Happiness. It's relative.
I saw right away that it was a wolf. People will want to tell me that it was a coyote but I’ve seen coyotes and I’ve seen wolves and this was a wolf.
Tall, walking fast but purposefully, head up, looking straight ahead, not scrounging for scraps and road kill, this was a wolf walking right along the shoulder of U.S. 2, going west while we were headed east.
“That was a wolf. Did you see it?”
We kept driving.
“We need to turn around. That was a wolf.”
We pulled over, made a U-turn, saw the wolf continuing his saunter and made another U-turn just in time for him to pass us, trot about 20 feet and lay down in the grass of the shoulder, wriggling and scratching his back like a dog in front of the fireplace.
I put down my window and fiddled with the camera on my phone. I wanted the flash on but realized the flash was only good for a few feet, not for a creature 20 feet away. But I clicked anyway, a couple of times until I realized that the picture would be useless and what I should do is look at the wolf, really look at the wolf and see the wolf.
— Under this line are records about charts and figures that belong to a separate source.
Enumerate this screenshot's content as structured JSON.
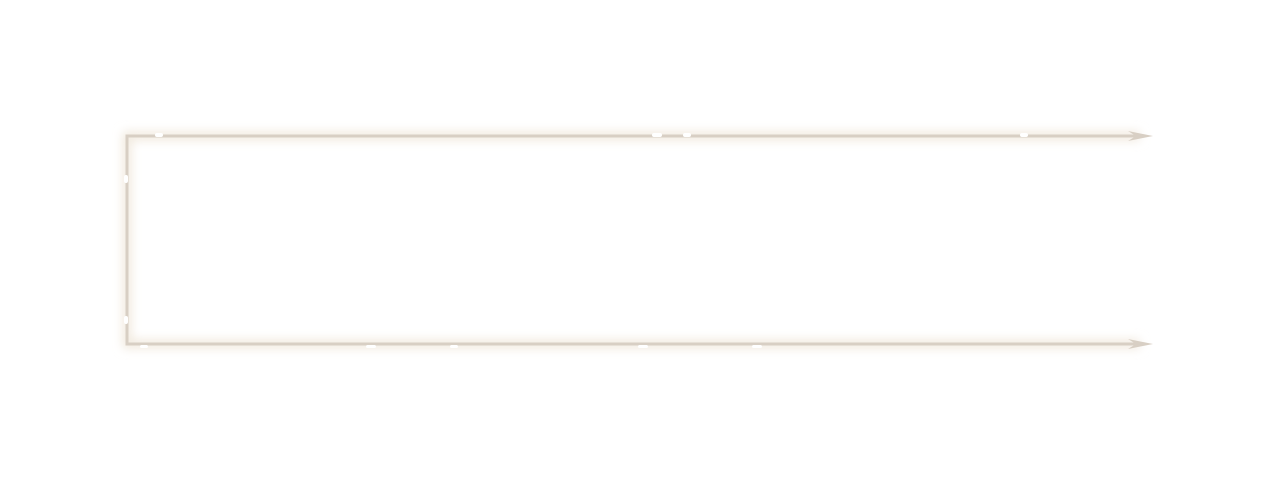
{
  "frame": {
    "line_color": "#d8cfc4",
    "glow_color": "#efe6d9",
    "arrow_icon": "arrow-right-icon"
  }
}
So I put my phone down and looked. When I did, he stood up from his roll in the grass and looked at me. Grey, lean, clear-eyed, the wolf considered me sitting in the car on the shoulder of the road long enough for me to feel fear and to think that I should appreciate the protection of our car and leave the wolf to his stroll along the shoulder of U.S.2. Who was I to interfere, to interrupt, to interject, to intrude?
Later, I looked at the pictures I took. All were of complete darkness, no hint of a wolf. Just blackness, just like it was there on the side of the road where the wolf was. Totally dark. No sign of the wolf.